神奈川区 人物風土記
公開日:2025.09.11
ハム・ソーセージ・ベーコン製造技能士として神奈川県技能士会連合会の行事で講演した
丸山 富仁さん
六角橋在住 57歳
「手仕事」こだわる職人(マイスター)
○…「かみわざれん」と書いて神技連(しんぎれん)。一般に「職人」と呼ばれる県内各業種の技能士のひとりとして、連合会のイベントで講演した。講演ではハム・ソーセージ造りをテーマに、同じ「神技」を持つ仲間たちへ技術を後世に残すことの大切さや誇りを語った。「通ずる部分や参考に感じていただければ、話した甲斐があります」と語る。
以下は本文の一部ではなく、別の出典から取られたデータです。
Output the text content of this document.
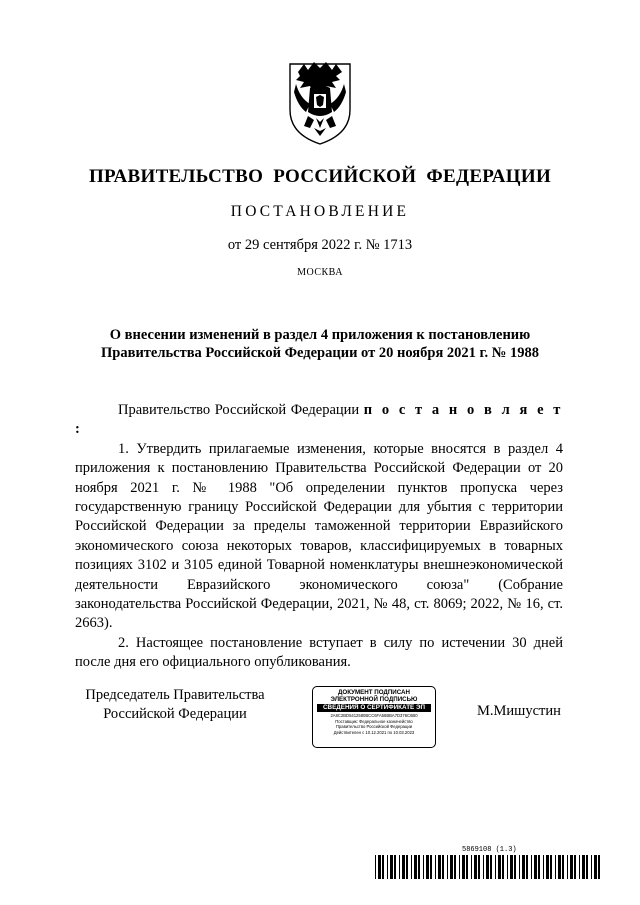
ПРАВИТЕЛЬСТВО РОССИЙСКОЙ ФЕДЕРАЦИИ
ПОСТАНОВЛЕНИЕ
от 29 сентября 2022 г. № 1713
МОСКВА
О внесении изменений в раздел 4 приложения к постановлению
Правительства Российской Федерации от 20 ноября 2021 г. № 1988

Правительство Российской Федерации п о с т а н о в л я е т :

1. Утвердить прилагаемые изменения, которые вносятся в раздел 4 приложения к постановлению Правительства Российской Федерации от 20 ноября 2021 г. № 1988 "Об определении пунктов пропуска через государственную границу Российской Федерации для убытия с территории Российской Федерации за пределы таможенной территории Евразийского экономического союза некоторых товаров, классифицируемых в товарных позициях 3102 и 3105 единой Товарной номенклатуры внешнеэкономической деятельности Евразийского экономического союза" (Собрание законодательства Российской Федерации, 2021, № 48, ст. 8069; 2022, № 16, ст. 2663).

2. Настоящее постановление вступает в силу по истечении 30 дней после дня его официального опубликования.

Председатель Правительства
Российской Федерации
ДОКУМЕНТ ПОДПИСАН
ЭЛЕКТРОННОЙ ПОДПИСЬЮ
СВЕДЕНИЯ О СЕРТИФИКАТЕ ЭП
2A8C2BD5412580BCC6FA56BBA7D376C6B0
Поставщик: Федеральное казначейство
Правительство Российской Федерации
Действителен с 10.12.2021 по 10.03.2023
М.Мишустин
5869108 (1.3)
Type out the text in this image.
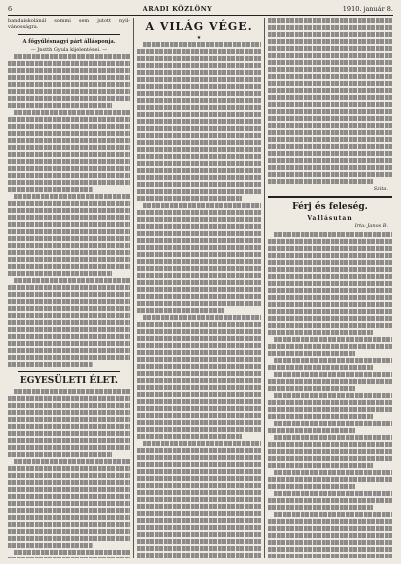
6	ARADI KÖZLÖNY	1910. január 8.
bandaiskolánál sommi sem jutott nyil-vánosságra.
A főgyűlésnagyi párt állásponja.
— Jnstth Gyula kijelentései. —
EGYESÜLETI ÉLET.
A VILÁG VÉGE.
★
Szita.
Férj és feleség.
Vallásutan
Irta: Janos B.
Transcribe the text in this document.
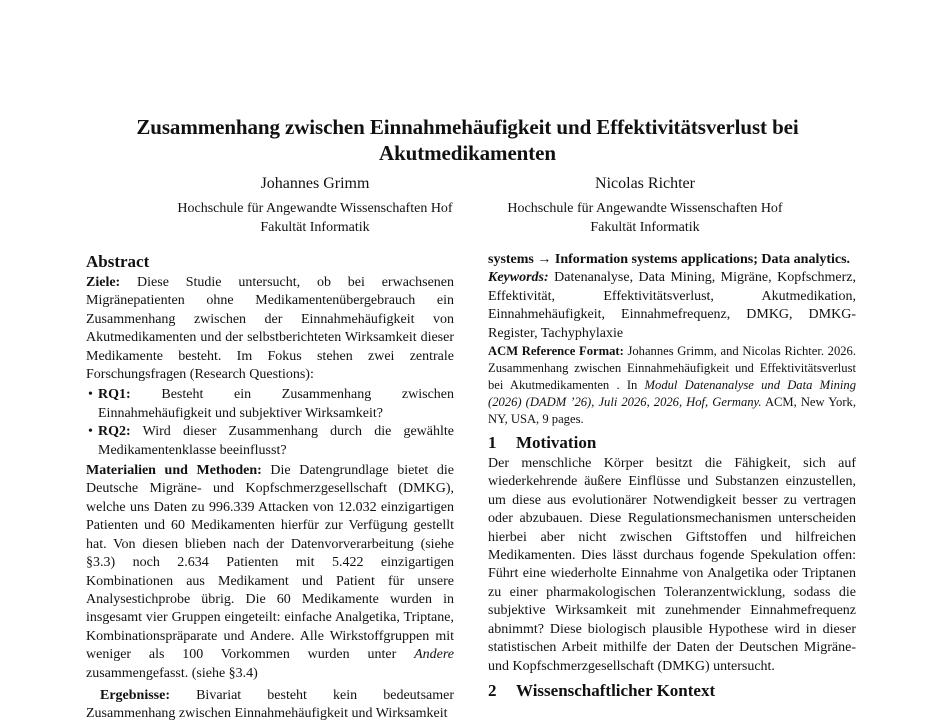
Zusammenhang zwischen Einnahmehäufigkeit und Effektivitätsverlust bei
Akutmedikamenten
Johannes Grimm
Hochschule für Angewandte Wissenschaften Hof
Fakultät Informatik
Nicolas Richter
Hochschule für Angewandte Wissenschaften Hof
Fakultät Informatik
Abstract

Ziele: Diese Studie untersucht, ob bei erwachsenen Migränepatienten ohne Medikamentenübergebrauch ein Zusammenhang zwischen der Einnahmehäufigkeit von Akutmedikamenten und der selbstberichteten Wirksamkeit dieser Medikamente besteht. Im Fokus stehen zwei zentrale Forschungsfragen (Research Questions):

• RQ1: Besteht ein Zusammenhang zwischen Einnahmehäufigkeit und subjektiver Wirksamkeit?
• RQ2: Wird dieser Zusammenhang durch die gewählte Medikamentenklasse beeinflusst?

Materialien und Methoden: Die Datengrundlage bietet die Deutsche Migräne- und Kopfschmerzgesellschaft (DMKG), welche uns Daten zu 996.339 Attacken von 12.032 einzigartigen Patienten und 60 Medikamenten hierfür zur Verfügung gestellt hat. Von diesen blieben nach der Datenvorverarbeitung (siehe §3.3) noch 2.634 Patienten mit 5.422 einzigartigen Kombinationen aus Medikament und Patient für unsere Analysestichprobe übrig. Die 60 Medikamente wurden in insgesamt vier Gruppen eingeteilt: einfache Analgetika, Triptane, Kombinationspräparate und Andere. Alle Wirkstoffgruppen mit weniger als 100 Vorkommen wurden unter Andere zusammengefasst. (siehe §3.4)

Ergebnisse: Bivariat besteht kein bedeutsamer Zusammenhang zwischen Einnahmehäufigkeit und Wirksamkeit

systems → Information systems applications; Data analytics.

Keywords: Datenanalyse, Data Mining, Migräne, Kopfschmerz, Effektivität, Effektivitätsverlust, Akutmedikation, Einnahmehäufigkeit, Einnahmefrequenz, DMKG, DMKG-Register, Tachyphylaxie

ACM Reference Format: Johannes Grimm, and Nicolas Richter. 2026. Zusammenhang zwischen Einnahmehäufigkeit und Effektivitätsverlust bei Akutmedikamenten . In Modul Datenanalyse und Data Mining (2026) (DADM ’26), Juli 2026, 2026, Hof, Germany. ACM, New York, NY, USA, 9 pages.

1 Motivation

Der menschliche Körper besitzt die Fähigkeit, sich auf wiederkehrende äußere Einflüsse und Substanzen einzustellen, um diese aus evolutionärer Notwendigkeit besser zu vertragen oder abzubauen. Diese Regulationsmechanismen unterscheiden hierbei aber nicht zwischen Giftstoffen und hilfreichen Medikamenten. Dies lässt durchaus fogende Spekulation offen: Führt eine wiederholte Einnahme von Analgetika oder Triptanen zu einer pharmakologischen Toleranzentwicklung, sodass die subjektive Wirksamkeit mit zunehmender Einnahmefrequenz abnimmt? Diese biologisch plausible Hypothese wird in dieser statistischen Arbeit mithilfe der Daten der Deutschen Migräne- und Kopfschmerzgesellschaft (DMKG) untersucht.

2 Wissenschaftlicher Kontext
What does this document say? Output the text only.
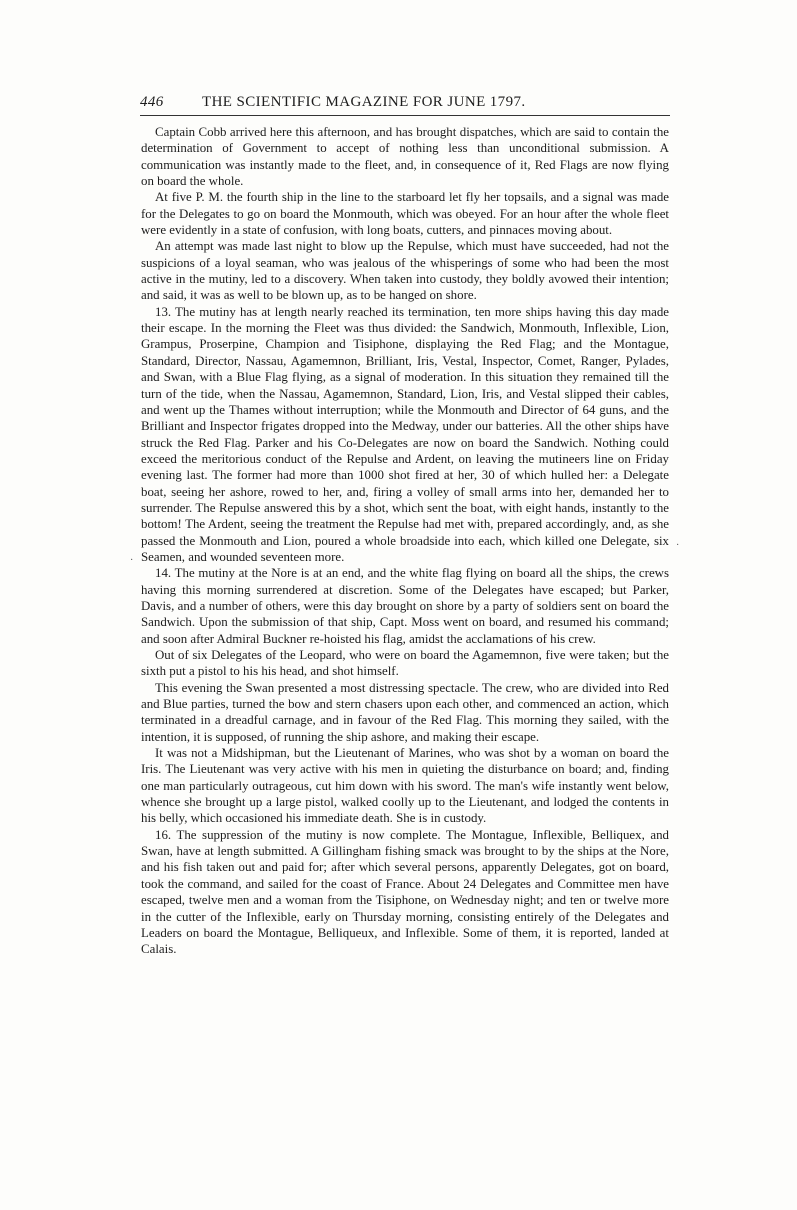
446	THE SCIENTIFIC MAGAZINE FOR JUNE 1797.

Captain Cobb arrived here this afternoon, and has brought dispatches, which are said to contain the determination of Government to accept of nothing less than unconditional submission. A communication was instantly made to the fleet, and, in consequence of it, Red Flags are now flying on board the whole.

At five P. M. the fourth ship in the line to the starboard let fly her topsails, and a signal was made for the Delegates to go on board the Monmouth, which was obeyed. For an hour after the whole fleet were evidently in a state of confusion, with long boats, cutters, and pinnaces moving about.

An attempt was made last night to blow up the Repulse, which must have succeeded, had not the suspicions of a loyal seaman, who was jealous of the whisperings of some who had been the most active in the mutiny, led to a discovery. When taken into custody, they boldly avowed their intention; and said, it was as well to be blown up, as to be hanged on shore.

13. The mutiny has at length nearly reached its termination, ten more ships having this day made their escape. In the morning the Fleet was thus divided: the Sandwich, Monmouth, Inflexible, Lion, Grampus, Proserpine, Champion and Tisiphone, displaying the Red Flag; and the Montague, Standard, Director, Nassau, Agamemnon, Brilliant, Iris, Vestal, Inspector, Comet, Ranger, Pylades, and Swan, with a Blue Flag flying, as a signal of moderation. In this situation they remained till the turn of the tide, when the Nassau, Agamemnon, Standard, Lion, Iris, and Vestal slipped their cables, and went up the Thames without interruption; while the Monmouth and Director of 64 guns, and the Brilliant and Inspector frigates dropped into the Medway, under our batteries. All the other ships have struck the Red Flag. Parker and his Co-Delegates are now on board the Sandwich. Nothing could exceed the meritorious conduct of the Repulse and Ardent, on leaving the mutineers line on Friday evening last. The former had more than 1000 shot fired at her, 30 of which hulled her: a Delegate boat, seeing her ashore, rowed to her, and, firing a volley of small arms into her, demanded her to surrender. The Repulse answered this by a shot, which sent the boat, with eight hands, instantly to the bottom! The Ardent, seeing the treatment the Repulse had met with, prepared accordingly, and, as she passed the Monmouth and Lion, poured a whole broadside into each, which killed one Delegate, six Seamen, and wounded seventeen more.

14. The mutiny at the Nore is at an end, and the white flag flying on board all the ships, the crews having this morning surrendered at discretion. Some of the Delegates have escaped; but Parker, Davis, and a number of others, were this day brought on shore by a party of soldiers sent on board the Sandwich. Upon the submission of that ship, Capt. Moss went on board, and resumed his command; and soon after Admiral Buckner re-hoisted his flag, amidst the acclamations of his crew.

Out of six Delegates of the Leopard, who were on board the Agamemnon, five were taken; but the sixth put a pistol to his his head, and shot himself.

This evening the Swan presented a most distressing spectacle. The crew, who are divided into Red and Blue parties, turned the bow and stern chasers upon each other, and commenced an action, which terminated in a dreadful carnage, and in favour of the Red Flag. This morning they sailed, with the intention, it is supposed, of running the ship ashore, and making their escape.

It was not a Midshipman, but the Lieutenant of Marines, who was shot by a woman on board the Iris. The Lieutenant was very active with his men in quieting the disturbance on board; and, finding one man particularly outrageous, cut him down with his sword. The man's wife instantly went below, whence she brought up a large pistol, walked coolly up to the Lieutenant, and lodged the contents in his belly, which occasioned his immediate death. She is in custody.

16. The suppression of the mutiny is now complete. The Montague, Inflexible, Belliquex, and Swan, have at length submitted. A Gillingham fishing smack was brought to by the ships at the Nore, and his fish taken out and paid for; after which several persons, apparently Delegates, got on board, took the command, and sailed for the coast of France. About 24 Delegates and Committee men have escaped, twelve men and a woman from the Tisiphone, on Wednesday night; and ten or twelve more in the cutter of the Inflexible, early on Thursday morning, consisting entirely of the Delegates and Leaders on board the Montague, Belliqueux, and Inflexible. Some of them, it is reported, landed at Calais.

·
·
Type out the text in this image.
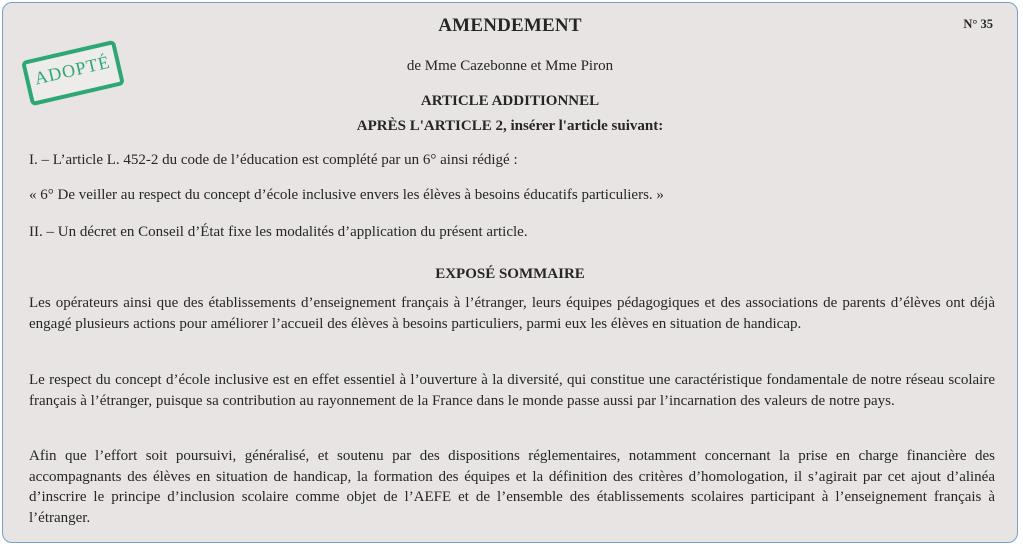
AMENDEMENT	N° 35
ADOPTÉ	de Mme Cazebonne et Mme Piron
ARTICLE ADDITIONNEL
APRÈS L'ARTICLE 2, insérer l'article suivant:
I. – L’article L. 452‑2 du code de l’éducation est complété par un 6° ainsi rédigé :
« 6° De veiller au respect du concept d’école inclusive envers les élèves à besoins éducatifs particuliers. »
II. – Un décret en Conseil d’État fixe les modalités d’application du présent article.
EXPOSÉ SOMMAIRE
Les opérateurs ainsi que des établissements d’enseignement français à l’étranger, leurs équipes pédagogiques et des associations de parents d’élèves ont déjà engagé plusieurs actions pour améliorer l’accueil des élèves à besoins particuliers, parmi eux les élèves en situation de handicap.
Le respect du concept d’école inclusive est en effet essentiel à l’ouverture à la diversité, qui constitue une caractéristique fondamentale de notre réseau scolaire français à l’étranger, puisque sa contribution au rayonnement de la France dans le monde passe aussi par l’incarnation des valeurs de notre pays.
Afin que l’effort soit poursuivi, généralisé, et soutenu par des dispositions réglementaires, notamment concernant la prise en charge financière des accompagnants des élèves en situation de handicap, la formation des équipes et la définition des critères d’homologation, il s’agirait par cet ajout d’alinéa d’inscrire le principe d’inclusion scolaire comme objet de l’AEFE et de l’ensemble des établissements scolaires participant à l’enseignement français à l’étranger.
○…六角橋の上麻生道路沿いに工房兼ビアバー「ブーシェル」を夫婦で構え11年。本場ドイツで学んだ昔ながらの製法で200種類近くのハム・ソーセージを作る。工房には大型の機械を置かず、「オペレーターではなく、職人でありたい」と手作業を貫く。もともと生まれ育った静岡で出店し、桜木町への進出を経て製造場所を併設できる六角橋の物件へと移転した。常連たちに「ビールを振る舞うから」と声をかけ、店の内装を一緒に作り上げたことも。「お客さんと一緒に店作りから始めるなんて、なかなかない経験でしたね」と当時を懐かしむ。
○…飛行機製造会社から転身した異色の経歴。世界標準を相手にする航空業界で働いた経験から、妻の実家である精肉の道へ進んだ際も「世界に通用するものは何か」を模索。29歳でハム・ソーセージの世界にたどり着いた。知識ゼロから食肉学校で学び、オランダ人マイスターの勧めでヨーロッパの世界大会に挑戦。金賞受賞を名刺代わりに、ドイツの工房を自らの足で巡って見分を深めた。
○…10年以上前から児童養護施設との関わりを持ち、様々な事情で働きにくい若者たちの就労を支援する活動も行う。「ここで働くことが、彼らが次に繋がるためのきっかけになれば」。技術だけでなく、人として、職人としての生き方をその背中で伝える。